The two men looked sot of perplexed, but my mother just tilted her head to the side, as she always did when waiting for me to explain myself.

"The glasses," I said in further explanation.

Understanding dawned on them all.

My mother decided to make it worse then by introducing us, me and the admiral. "Admiral Christopher Pike, may I introduce my daughter, Acenath? We call her Ace, more commonly."

The admiral smiled down at me. "You look like you father."

I was surprised by this though I knew I shouldn't have been. My father had been in Starfleet after all. I nodded in response. In case you haven't notice yet, these are pretty much my two forms of communication- blinking and nodding-besides one word answers.

"Sorry, Admiral, but we've got to get going. We'll see you at the rehearsal tomorrow?"

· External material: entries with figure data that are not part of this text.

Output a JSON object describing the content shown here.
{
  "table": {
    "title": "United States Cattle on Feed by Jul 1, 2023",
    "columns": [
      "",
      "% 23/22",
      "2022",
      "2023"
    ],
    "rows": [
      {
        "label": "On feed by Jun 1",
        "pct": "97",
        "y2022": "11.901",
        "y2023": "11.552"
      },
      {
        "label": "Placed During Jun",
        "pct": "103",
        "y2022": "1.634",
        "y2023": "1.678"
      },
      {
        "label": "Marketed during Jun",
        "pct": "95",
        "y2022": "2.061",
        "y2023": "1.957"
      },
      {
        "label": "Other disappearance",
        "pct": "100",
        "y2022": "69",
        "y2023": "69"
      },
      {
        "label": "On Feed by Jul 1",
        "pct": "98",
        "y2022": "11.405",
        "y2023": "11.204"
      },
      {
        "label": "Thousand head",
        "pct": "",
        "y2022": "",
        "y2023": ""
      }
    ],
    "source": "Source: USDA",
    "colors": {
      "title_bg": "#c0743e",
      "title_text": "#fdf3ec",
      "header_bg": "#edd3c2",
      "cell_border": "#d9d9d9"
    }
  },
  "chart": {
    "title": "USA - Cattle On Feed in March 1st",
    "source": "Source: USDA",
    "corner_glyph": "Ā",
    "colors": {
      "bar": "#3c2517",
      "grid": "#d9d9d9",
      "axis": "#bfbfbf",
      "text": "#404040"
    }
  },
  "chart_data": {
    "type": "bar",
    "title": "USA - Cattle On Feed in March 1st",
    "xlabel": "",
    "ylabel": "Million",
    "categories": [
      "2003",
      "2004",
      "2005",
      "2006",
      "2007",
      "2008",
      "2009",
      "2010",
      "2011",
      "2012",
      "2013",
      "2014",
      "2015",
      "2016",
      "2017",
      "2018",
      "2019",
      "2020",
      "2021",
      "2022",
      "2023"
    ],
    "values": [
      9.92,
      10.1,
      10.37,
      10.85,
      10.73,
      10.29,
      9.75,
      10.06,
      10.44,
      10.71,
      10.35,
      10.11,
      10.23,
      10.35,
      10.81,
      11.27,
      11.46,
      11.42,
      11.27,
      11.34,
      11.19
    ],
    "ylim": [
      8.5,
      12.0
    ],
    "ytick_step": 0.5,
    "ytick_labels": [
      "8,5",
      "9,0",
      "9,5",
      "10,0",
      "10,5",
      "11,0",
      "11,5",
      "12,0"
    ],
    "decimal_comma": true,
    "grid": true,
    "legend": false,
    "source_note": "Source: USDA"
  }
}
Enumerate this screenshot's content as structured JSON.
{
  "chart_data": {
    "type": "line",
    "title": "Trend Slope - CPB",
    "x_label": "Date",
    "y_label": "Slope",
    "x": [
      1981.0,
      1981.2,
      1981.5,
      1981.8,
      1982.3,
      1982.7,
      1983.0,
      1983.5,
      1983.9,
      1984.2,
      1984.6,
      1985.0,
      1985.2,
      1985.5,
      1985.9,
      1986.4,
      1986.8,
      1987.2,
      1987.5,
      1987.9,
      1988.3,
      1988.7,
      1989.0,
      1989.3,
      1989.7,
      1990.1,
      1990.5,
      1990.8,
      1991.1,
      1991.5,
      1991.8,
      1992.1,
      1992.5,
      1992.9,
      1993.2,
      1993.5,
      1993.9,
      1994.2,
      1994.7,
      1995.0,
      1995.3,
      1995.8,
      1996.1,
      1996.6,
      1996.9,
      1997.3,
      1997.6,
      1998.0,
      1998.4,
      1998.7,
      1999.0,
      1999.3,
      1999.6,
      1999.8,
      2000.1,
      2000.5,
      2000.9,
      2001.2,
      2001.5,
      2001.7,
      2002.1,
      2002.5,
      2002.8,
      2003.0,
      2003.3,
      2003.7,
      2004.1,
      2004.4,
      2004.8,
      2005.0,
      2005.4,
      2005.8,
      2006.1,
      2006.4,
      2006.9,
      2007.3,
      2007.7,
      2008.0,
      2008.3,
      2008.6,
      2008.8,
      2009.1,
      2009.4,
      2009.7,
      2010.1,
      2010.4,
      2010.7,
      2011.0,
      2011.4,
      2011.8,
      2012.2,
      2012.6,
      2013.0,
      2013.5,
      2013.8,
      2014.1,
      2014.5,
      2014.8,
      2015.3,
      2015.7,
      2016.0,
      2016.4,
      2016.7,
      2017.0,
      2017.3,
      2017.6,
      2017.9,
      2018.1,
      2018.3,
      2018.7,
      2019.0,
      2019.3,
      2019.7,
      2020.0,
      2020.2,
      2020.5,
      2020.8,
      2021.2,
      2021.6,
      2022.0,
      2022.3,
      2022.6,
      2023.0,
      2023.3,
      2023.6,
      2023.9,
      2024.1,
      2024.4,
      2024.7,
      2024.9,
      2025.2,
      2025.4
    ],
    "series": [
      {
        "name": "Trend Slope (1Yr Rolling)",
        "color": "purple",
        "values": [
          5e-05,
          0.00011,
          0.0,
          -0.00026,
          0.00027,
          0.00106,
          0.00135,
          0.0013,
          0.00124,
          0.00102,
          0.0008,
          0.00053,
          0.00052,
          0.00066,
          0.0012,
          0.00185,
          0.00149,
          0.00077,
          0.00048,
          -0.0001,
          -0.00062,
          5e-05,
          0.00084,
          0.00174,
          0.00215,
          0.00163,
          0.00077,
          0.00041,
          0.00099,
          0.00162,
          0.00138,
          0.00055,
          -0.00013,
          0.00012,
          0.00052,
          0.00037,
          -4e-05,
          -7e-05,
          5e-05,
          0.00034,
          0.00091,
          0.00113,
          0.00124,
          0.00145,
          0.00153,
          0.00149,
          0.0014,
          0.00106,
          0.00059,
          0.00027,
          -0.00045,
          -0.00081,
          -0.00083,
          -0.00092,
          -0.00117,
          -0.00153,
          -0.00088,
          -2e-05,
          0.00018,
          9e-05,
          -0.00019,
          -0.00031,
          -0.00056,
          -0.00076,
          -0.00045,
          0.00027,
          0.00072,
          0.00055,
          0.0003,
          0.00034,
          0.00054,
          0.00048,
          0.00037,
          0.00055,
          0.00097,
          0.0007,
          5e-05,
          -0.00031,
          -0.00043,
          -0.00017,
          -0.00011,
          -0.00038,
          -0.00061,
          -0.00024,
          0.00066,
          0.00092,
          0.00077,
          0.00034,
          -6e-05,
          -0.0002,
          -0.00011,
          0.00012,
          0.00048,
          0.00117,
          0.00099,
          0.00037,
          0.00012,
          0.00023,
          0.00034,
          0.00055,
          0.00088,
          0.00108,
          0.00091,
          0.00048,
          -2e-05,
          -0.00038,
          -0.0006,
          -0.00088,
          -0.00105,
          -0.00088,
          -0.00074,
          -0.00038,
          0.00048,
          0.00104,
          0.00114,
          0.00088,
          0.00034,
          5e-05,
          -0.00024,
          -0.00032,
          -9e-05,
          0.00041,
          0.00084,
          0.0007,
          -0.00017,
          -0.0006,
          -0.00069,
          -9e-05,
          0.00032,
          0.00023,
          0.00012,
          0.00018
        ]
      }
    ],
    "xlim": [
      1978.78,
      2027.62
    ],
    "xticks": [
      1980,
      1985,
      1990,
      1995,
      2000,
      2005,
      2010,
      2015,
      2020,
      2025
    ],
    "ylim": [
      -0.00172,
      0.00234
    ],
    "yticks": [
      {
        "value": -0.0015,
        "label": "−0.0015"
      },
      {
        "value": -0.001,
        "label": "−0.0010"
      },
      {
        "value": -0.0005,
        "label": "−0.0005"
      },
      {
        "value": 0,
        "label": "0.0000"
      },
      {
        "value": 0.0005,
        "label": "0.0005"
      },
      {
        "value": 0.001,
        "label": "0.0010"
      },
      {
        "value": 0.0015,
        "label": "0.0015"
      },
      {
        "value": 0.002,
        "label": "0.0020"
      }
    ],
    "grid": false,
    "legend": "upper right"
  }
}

The Admiral smiled and nodded. "Definitely."

Rehearsal…..rehearsal….

"It was nice meeting you Ace." The admiral looked directly into my eyes. Or not, considering he couldn't logically know if I was even looking back or not…. "I hope we'll get the chance to talk more tomorrow."

I frowned deeply at him. That was recruitment talk that was. Yeah, when hell freezes over.

I realized after the silence that fell on the adults that I had said that last out loud. Oopsies.

Admiral Christopher Pike didn't seem all that offended tough, just nodded to us all and walked into the store.

My mother was horrified, and let me know so as soon as Pike left, but Jonathan-call-me-Jon seemed rather amused. We climbed into his car, my mother first t drive, and he held the door for me in the back.

"Don't feel bad." he told me quietly. "Pike has the record for most cadets personally recruited. I'm sure he's heard worse."

I vaguely doubted that , but I nodded anyways and ducked into the car. No matter how hellish the next few days were going to be, I got the feeling that they might have become a little more interesting.